The congregation was led by Ms McKee's partner Sara Canning, her mother Joan McKee, brothers Gary and David and sisters Joan, Nichola and Mary.
"Lyra had many friends, drawn from all walks of life, all shapes, all sizes, genders, interests and views were welcomed," her friend Stephen Lusty told the congregation, the description clear to be seen from the crowd.
Indeed Nichola Corner described her little sister Lyra as someone who wanted to "create a society where labels are meaningless".
But it was the politicians present, who with a dogged stubbornness have left Northern Ireland without an Assembly for more than two years, that Fr Magill wanted to address.
Since Ms McKee's death many have suggested that this dreadful act could mark a turning point in the political deadlock and this was echoed by Fr Magill.
"I dare to hope that Lyra’s murder on Holy Thursday night can be the doorway to a new beginning. I detect a deep desire for this.
"One of Lyra’s friends was reported as saying: ‘We have had enough. There is a younger generation coming up in the town and they don't need guns put in their hands," said the priest, as this time, the clapping began to ripple from outside St Anne's Cathedral in central Belfast where hundreds more people had gathered, many wearing Harry Potter scarves, Marvel T-shirts and LGBT colours to honour Lyra.
"As our politicians we need you to be working together to make that happen so that especially for those living in deprived areas, they will feel the peace process is working for them as well – and especially for young people living in these communities," said Fr Magill.
Her playful and mischievous spirit was remembered as Fr Magill told the crowd of their last exchange on twitter just last month when Lyra tweeted him with a photo of herself dressed in a nun’s veil with a glass of cider accompanied with the words: ‘Got roped into performing as part of a Sister Act tribute act for Foyle Hospice. Hey @MartinJMagill, you need any help with mass tomorrow?’
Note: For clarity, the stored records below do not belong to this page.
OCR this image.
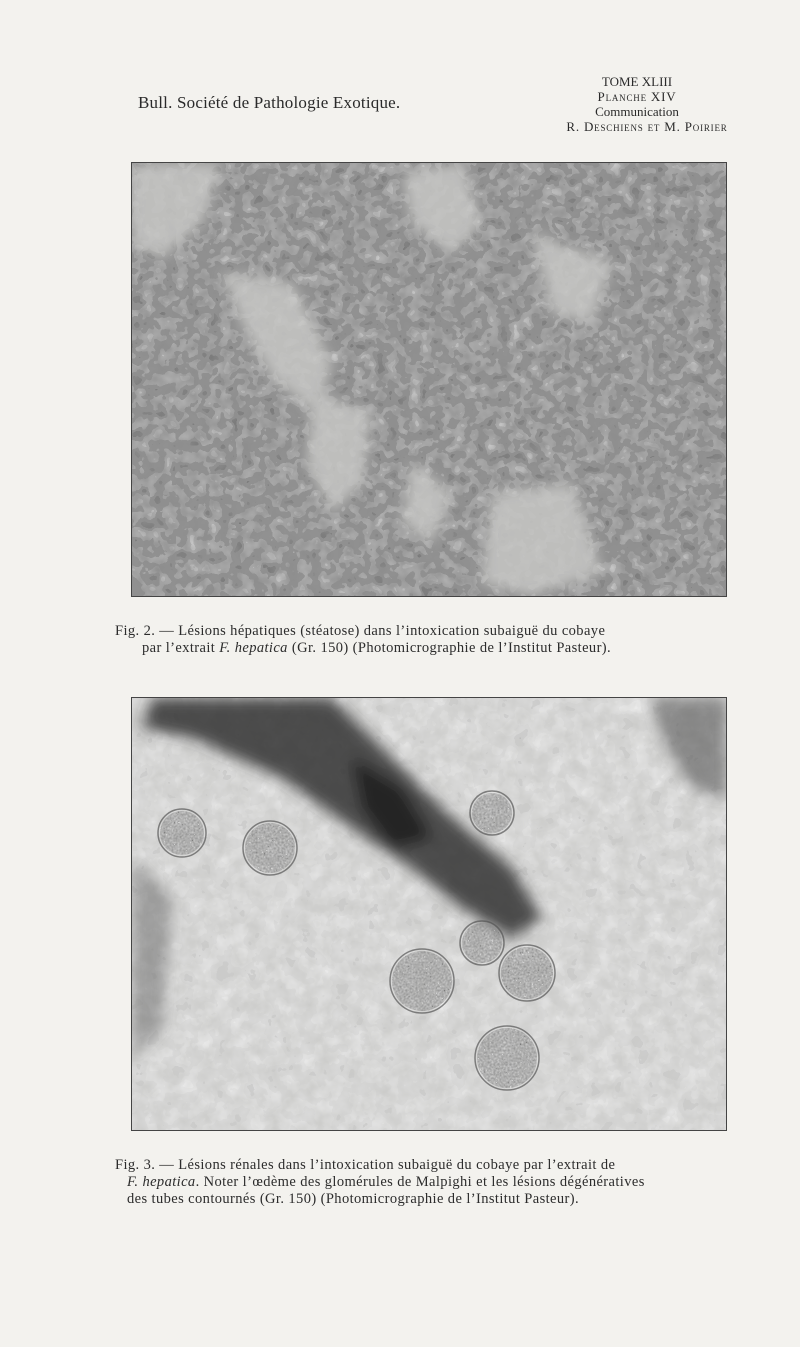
Bull. Société de Pathologie Exotique.

TOME XLIII
Planche XIV
Communication
R. Deschiens et M. Poirier

Fig. 2. — Lésions hépatiques (stéatose) dans l’intoxication subaiguë du cobaye
par l’extrait F. hepatica (Gr. 150) (Photomicrographie de l’Institut Pasteur).

Fig. 3. — Lésions rénales dans l’intoxication subaiguë du cobaye par l’extrait de
F. hepatica. Noter l’œdème des glomérules de Malpighi et les lésions dégénératives
des tubes contournés (Gr. 150) (Photomicrographie de l’Institut Pasteur).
This and other anecdotes from those who spoke gave an insight into a "gentle, innocent soul" whose "desire to bring people together made her totally apolitical".
The tears of the many young people in attendance highlighted the deep injustice of the cutting short of a life which was full of potential and future dreams.
Ending his eulogy Fr Magill made one last plea: "I know you as politicians have a very difficult job to do but then so too did Lyra. There is another valuable lesson from her life - she was like ‘a dog with a bone’ when she believed she could make a difference. When it comes to our peace process, I would love to see this dogged attitude to the rebuilding of an Assembly that works for the common good.
The appeal again drew applause from mourners.
And so it was like a kick in the gut to see Mary Lou-McDonald and Arlene Foster exit the church separately, both women refusing to make eye contact or appear together in front of the crowd.
The glimmer of hope shown from the pair in Creggan last week and again when they sung hymns together inside the cathedral had, in that moment, been quenched.
The applause, which seemed to will a new dawn for Northern Ireland, an inclusive, accepting and united Northern Ireland that Lyra wanted so much, almost forgotten.
Quoting Lyra's own words Ms Corner told mourners: "We must change our own world, one piece at a time. Now let's get to work."
We can now only hope that decades and centuries of hatred have not left us with political ears that simply cannot or will not hear the applause and listen to these words.